Novosibirsk State University, Pirogova, 1, Novosibirsk, 630090, Russia.
Wellcome Trust Sanger Institute, Cambridge, UK.
BMC Genomics. 2018 Feb 9;19(Suppl 3):92. doi: 10.1186/s12864-018-4475-6.
The use of artificial data to evaluate the performance of aligners and peak callers not only improves its accuracy and reliability, but also makes it possible to reduce the computational time. One of the natural ways to achieve such time reduction is by mapping a single chromosome.
We investigated whether a single chromosome mapping causes any artefacts in the alignments' performances. In this paper, we compared the accuracy of the performance of seven aligners on well-controlled simulated benchmark data which was sampled from a single chromosome and also from a whole genome. We found that commonly used statistical methods are insufficient to evaluate an aligner performance, and applied a novel measure of a read density distribution similarity, which allowed to reveal artefacts in aligners' performances. We also calculated some interesting mismatch statistics, and constructed mismatch frequency distributions along the read.
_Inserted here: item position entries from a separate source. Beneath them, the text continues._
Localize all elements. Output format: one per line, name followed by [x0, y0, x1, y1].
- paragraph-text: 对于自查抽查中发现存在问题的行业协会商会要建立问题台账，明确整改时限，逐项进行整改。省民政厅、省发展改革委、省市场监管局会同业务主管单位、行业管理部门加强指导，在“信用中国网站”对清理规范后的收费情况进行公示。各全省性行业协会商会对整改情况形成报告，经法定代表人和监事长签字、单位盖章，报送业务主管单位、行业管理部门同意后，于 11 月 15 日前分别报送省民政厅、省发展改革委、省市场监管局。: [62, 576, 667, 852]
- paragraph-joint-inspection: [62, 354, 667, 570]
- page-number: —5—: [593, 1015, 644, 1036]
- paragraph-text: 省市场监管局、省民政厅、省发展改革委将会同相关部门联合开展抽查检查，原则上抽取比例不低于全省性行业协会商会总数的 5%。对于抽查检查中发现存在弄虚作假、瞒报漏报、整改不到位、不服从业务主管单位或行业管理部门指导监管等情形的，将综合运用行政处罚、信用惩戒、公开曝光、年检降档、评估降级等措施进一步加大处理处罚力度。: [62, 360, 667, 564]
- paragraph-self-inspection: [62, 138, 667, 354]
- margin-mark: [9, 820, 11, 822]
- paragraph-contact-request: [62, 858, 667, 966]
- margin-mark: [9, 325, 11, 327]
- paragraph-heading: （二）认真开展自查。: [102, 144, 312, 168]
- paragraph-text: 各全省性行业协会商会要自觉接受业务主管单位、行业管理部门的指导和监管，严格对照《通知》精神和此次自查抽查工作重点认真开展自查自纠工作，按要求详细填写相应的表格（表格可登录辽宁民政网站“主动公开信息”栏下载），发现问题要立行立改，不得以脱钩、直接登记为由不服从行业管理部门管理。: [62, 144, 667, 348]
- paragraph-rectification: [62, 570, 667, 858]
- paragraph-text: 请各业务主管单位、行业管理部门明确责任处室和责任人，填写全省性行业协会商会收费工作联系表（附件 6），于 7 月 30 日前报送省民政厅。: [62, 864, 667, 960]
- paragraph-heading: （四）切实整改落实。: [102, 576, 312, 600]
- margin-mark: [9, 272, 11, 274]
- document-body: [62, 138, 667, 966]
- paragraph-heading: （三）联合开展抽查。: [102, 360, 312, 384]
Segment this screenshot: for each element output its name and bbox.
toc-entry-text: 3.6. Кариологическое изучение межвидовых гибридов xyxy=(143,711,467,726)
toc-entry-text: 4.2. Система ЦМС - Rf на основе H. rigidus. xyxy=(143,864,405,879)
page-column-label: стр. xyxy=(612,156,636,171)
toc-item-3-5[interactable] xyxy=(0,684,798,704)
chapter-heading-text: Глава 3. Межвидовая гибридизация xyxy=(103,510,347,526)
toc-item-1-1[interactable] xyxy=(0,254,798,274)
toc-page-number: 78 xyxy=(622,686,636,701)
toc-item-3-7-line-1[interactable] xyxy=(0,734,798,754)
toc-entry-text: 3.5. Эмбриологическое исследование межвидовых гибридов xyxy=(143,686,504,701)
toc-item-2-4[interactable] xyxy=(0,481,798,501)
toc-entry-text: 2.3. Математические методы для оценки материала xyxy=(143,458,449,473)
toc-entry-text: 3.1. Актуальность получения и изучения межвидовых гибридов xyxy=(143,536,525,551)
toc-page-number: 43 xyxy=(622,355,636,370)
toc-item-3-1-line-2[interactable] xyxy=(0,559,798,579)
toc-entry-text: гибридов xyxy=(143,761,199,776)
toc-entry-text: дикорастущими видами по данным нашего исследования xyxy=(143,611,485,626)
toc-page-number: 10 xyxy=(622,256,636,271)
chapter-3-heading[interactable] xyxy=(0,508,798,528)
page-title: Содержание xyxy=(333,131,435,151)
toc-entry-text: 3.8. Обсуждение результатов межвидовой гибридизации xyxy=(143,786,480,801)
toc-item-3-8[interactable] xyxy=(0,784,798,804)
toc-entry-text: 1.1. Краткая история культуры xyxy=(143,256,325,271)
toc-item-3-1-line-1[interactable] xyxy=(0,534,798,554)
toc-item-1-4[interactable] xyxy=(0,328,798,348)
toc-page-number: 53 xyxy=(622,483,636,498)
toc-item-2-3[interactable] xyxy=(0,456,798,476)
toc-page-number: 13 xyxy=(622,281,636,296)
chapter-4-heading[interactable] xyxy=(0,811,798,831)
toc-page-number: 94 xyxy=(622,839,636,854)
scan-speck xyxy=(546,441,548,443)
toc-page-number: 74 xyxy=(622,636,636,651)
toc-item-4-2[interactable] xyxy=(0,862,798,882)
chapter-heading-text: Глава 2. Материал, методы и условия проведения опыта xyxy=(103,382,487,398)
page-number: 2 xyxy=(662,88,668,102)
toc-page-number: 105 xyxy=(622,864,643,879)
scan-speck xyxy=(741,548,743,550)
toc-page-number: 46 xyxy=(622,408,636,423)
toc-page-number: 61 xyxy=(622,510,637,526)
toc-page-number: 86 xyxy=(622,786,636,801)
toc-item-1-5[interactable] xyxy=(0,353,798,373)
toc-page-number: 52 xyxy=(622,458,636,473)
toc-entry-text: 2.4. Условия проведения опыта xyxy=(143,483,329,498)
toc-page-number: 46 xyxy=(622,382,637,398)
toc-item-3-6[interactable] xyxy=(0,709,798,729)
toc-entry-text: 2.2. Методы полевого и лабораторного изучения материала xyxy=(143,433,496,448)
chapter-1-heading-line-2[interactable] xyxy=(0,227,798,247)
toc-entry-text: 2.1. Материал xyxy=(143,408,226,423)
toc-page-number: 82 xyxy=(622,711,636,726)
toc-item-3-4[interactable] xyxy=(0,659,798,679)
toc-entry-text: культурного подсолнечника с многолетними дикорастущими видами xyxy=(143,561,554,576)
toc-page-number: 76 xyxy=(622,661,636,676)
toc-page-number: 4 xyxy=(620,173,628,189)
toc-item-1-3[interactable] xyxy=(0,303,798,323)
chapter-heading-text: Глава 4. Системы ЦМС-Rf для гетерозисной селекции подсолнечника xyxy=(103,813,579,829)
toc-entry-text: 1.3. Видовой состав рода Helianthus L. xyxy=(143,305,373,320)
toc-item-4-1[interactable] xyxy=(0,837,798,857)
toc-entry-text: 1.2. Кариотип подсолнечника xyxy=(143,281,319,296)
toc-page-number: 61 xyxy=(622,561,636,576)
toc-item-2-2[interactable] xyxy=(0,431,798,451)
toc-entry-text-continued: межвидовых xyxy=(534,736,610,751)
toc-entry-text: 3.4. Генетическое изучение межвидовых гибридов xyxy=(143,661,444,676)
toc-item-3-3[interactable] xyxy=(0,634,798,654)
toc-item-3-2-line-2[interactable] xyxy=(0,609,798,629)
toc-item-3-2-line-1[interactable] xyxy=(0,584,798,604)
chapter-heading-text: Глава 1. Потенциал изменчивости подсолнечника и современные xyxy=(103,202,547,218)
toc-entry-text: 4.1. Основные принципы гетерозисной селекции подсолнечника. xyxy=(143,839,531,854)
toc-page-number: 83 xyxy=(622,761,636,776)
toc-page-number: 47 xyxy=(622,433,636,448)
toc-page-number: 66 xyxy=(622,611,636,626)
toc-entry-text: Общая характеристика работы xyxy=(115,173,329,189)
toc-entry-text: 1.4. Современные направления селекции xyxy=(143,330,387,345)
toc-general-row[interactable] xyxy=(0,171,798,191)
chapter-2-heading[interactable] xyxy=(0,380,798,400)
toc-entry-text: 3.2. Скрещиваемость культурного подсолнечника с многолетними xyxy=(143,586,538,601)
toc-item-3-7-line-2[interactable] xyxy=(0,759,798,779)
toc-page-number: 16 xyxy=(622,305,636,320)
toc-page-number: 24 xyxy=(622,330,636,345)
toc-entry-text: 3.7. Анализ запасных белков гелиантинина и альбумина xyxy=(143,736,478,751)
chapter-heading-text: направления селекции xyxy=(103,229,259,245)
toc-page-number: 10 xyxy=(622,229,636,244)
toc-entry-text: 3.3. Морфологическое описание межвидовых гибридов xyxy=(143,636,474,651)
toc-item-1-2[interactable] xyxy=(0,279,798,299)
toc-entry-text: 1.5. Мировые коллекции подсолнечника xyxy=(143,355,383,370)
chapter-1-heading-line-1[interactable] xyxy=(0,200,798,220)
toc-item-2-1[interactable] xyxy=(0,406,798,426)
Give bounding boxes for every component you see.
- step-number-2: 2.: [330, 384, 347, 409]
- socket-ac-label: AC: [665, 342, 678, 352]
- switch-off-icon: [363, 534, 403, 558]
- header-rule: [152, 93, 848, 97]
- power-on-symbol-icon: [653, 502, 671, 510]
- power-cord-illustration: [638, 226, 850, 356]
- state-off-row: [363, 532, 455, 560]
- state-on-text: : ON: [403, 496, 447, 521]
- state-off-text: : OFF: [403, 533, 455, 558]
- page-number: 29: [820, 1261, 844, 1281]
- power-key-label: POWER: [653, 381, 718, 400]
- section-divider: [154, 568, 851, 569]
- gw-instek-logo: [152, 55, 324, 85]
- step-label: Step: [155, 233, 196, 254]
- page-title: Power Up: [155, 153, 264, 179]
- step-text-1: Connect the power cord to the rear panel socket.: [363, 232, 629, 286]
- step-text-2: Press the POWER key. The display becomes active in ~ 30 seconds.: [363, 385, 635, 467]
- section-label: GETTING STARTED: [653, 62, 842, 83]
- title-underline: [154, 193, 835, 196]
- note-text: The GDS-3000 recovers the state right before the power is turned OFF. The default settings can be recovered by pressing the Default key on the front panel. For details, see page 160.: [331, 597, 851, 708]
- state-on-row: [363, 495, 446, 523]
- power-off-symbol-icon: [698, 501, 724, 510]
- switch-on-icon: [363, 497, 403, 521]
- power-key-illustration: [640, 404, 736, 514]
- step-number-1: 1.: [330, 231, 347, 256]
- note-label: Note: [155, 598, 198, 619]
The generation of artificial data by mapping of reads generated from a single chromosome to a reference chromosome is justified from the point of view of reducing the benchmarking time. The proposed quality assessment method allows to identify the inherent shortcoming of aligners that are not detected by conventional statistical methods, and can affect the quality of alignment of real data.
使用人工数据来评估Aligner 和 Peak Caller 的性能不仅可以提高其准确性和可靠性,还可以减少计算时间。实现这种时间减少的一种自然方法是映射单个染色体。
我们研究了单染色体映射是否会对配准性能产生任何伪影。在本文中,我们比较了七种Aligner 在经过良好控制的模拟基准数据上的性能准确性,这些数据是从单个染色体和整个基因组中采样的。我们发现,常用的统计方法不足以评估Aligner 的性能,因此我们应用了一种新的读取密度分布相似性度量方法,该方法可以揭示Aligner 性能中的伪影。我们还计算了一些有趣的错配统计数据,并沿着读取构建了错配频率分布。
从减少基准测试时间的角度来看,通过将来自单个染色体的读取映射到参考染色体上来生成人工数据是合理的。所提出的质量评估方法可以识别常规统计方法无法检测到的Aligner 的固有缺陷,并且会影响真实数据的对齐质量。